Click here to display this track in the Genome Browser.

Step 6. (Optional) Share your annotation track with others
The previous steps showed you how to upload annotation data for your own use on your own machine. However, many users would like to share their annotation data with members of their research group on different machines or with colleagues at other sites. To learn how to make your Genome Browser annotation track viewable by others, read the section Sharing Your Annotation Track with Others.

Loading a Custom Track into the Genome Browser

Using the Genome Browser's custom track upload and management utility, annotation tracks may be added for display in the Genome Browser, deleted from the Genome Browser, or updated with new data and/or display options. You may also use this interface to upload and manage custom track sets for multiple genome assemblies.

To load a custom track into the Genome Browser:

Step 1. Open the Add Custom Tracks page
Click the "add custom tracks" button on the Genome Browser Gateway page. (Note: if one or more tracks have already been uploaded during the current Browser session, additional tracks may be loaded on the Manage Custom Tracks page.
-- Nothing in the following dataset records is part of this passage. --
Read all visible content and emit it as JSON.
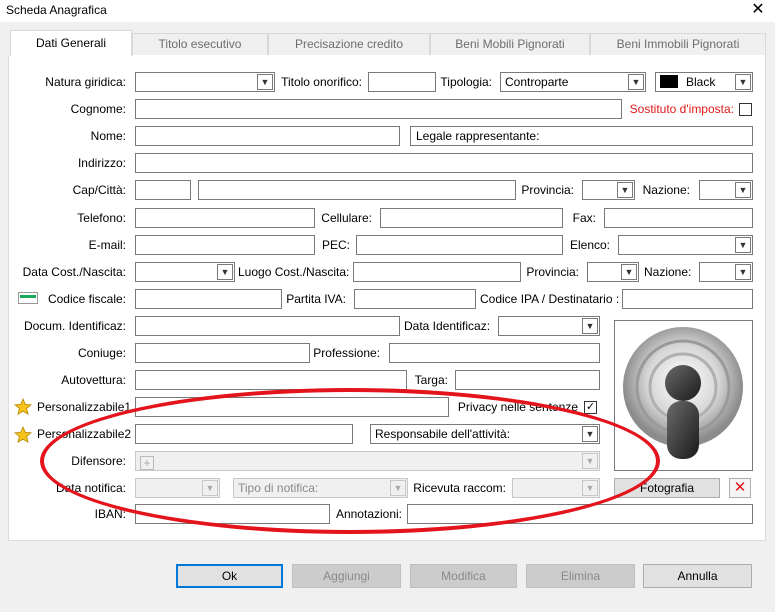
{
  "window": {
    "title": "Scheda Anagrafica",
    "close_glyph": "✕"
  },
  "tabs": [
    {
      "label": "Dati Generali",
      "active": true
    },
    {
      "label": "Titolo esecutivo"
    },
    {
      "label": "Precisazione credito"
    },
    {
      "label": "Beni Mobili Pignorati"
    },
    {
      "label": "Beni Immobili Pignorati"
    }
  ],
  "form": {
    "natura_giuridica": {
      "label": "Natura giridica:",
      "value": ""
    },
    "titolo_onorifico": {
      "label": "Titolo onorifico:",
      "value": ""
    },
    "tipologia": {
      "label": "Tipologia:",
      "value": "Controparte"
    },
    "color": {
      "value": "Black",
      "swatch": "#000000"
    },
    "cognome": {
      "label": "Cognome:",
      "value": ""
    },
    "sostituto_imposta": {
      "label": "Sostituto d'imposta:",
      "checked": false
    },
    "nome": {
      "label": "Nome:",
      "value": ""
    },
    "legale_rappresentante": {
      "label": "Legale rappresentante:"
    },
    "indirizzo": {
      "label": "Indirizzo:",
      "value": ""
    },
    "cap_citta": {
      "label": "Cap/Città:"
    },
    "provincia": {
      "label": "Provincia:"
    },
    "nazione": {
      "label": "Nazione:"
    },
    "telefono": {
      "label": "Telefono:"
    },
    "cellulare": {
      "label": "Cellulare:"
    },
    "fax": {
      "label": "Fax:"
    },
    "email": {
      "label": "E-mail:"
    },
    "pec": {
      "label": "PEC:"
    },
    "elenco": {
      "label": "Elenco:"
    },
    "data_nascita": {
      "label": "Data Cost./Nascita:"
    },
    "luogo_nascita": {
      "label": "Luogo Cost./Nascita:"
    },
    "provincia2": {
      "label": "Provincia:"
    },
    "nazione2": {
      "label": "Nazione:"
    },
    "codice_fiscale": {
      "label": "Codice fiscale:"
    },
    "partita_iva": {
      "label": "Partita IVA:"
    },
    "codice_ipa": {
      "label": "Codice IPA / Destinatario :"
    },
    "documento": {
      "label": "Docum. Identificaz:"
    },
    "data_identificaz": {
      "label": "Data Identificaz:"
    },
    "coniuge": {
      "label": "Coniuge:"
    },
    "professione": {
      "label": "Professione:"
    },
    "autovettura": {
      "label": "Autovettura:"
    },
    "targa": {
      "label": "Targa:"
    },
    "personalizzabile1": {
      "label": "Personalizzabile1"
    },
    "privacy": {
      "label": "Privacy nelle sentenze",
      "checked": true,
      "check_glyph": "✓"
    },
    "personalizzabile2": {
      "label": "Personalizzabile2"
    },
    "responsabile": {
      "value": "Responsabile dell'attività:"
    },
    "difensore": {
      "label": "Difensore:"
    },
    "data_notifica": {
      "label": "Data notifica:"
    },
    "tipo_notifica": {
      "placeholder": "Tipo di notifica:"
    },
    "ricevuta_raccom": {
      "label": "Ricevuta raccom:"
    },
    "fotografia": {
      "label": "Fotografia"
    },
    "iban": {
      "label": "IBAN:"
    },
    "annotazioni": {
      "label": "Annotazioni:"
    }
  },
  "buttons": {
    "ok": "Ok",
    "aggiungi": "Aggiungi",
    "modifica": "Modifica",
    "elimina": "Elimina",
    "annulla": "Annulla"
  },
  "colors": {
    "accent": "#0078d7",
    "required_red": "#e01a1a",
    "annotation_ellipse": "#e3141c"
  },
  "icons": [
    "close-icon",
    "card-icon",
    "star-icon",
    "star-icon",
    "add-icon",
    "avatar-placeholder-icon",
    "delete-x-icon",
    "chevron-down-icon"
  ]
}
In this case, the button on the Gateway page will be labeled "manage custom tracks" and will automatically direct you to the track management page. See Displaying and Managing Custom Tracks for more information.)

Step 2. Load the custom track data
The Add Custom Tracks page contains separate sections for uploading custom track data and optional custom track descriptive documentation. Load the annotation data into the upper section by one of the following methods:

Enter one or more URLs for custom tracks (one per line) in the data text box. The Genome Browser supports both the HTTP and FTP (passive-only) protocols.
Click the "Browse" button directly above the data text box, then choose a custom track file from your local computer, or type the pathname of the file into the "upload" text box adjacent to the "Browse" button. The custom track data may be compressed by any of the following programs: gzip (.gz), compress (.Z), or bzip2 (.bz2). Files containing compressed data must include the appropriate suffix in their names.
Paste or type the custom track data directly into the data box. Because the text in this box will not be saved to a file, this method is not recommended unless you have a copy of the data elsewhere.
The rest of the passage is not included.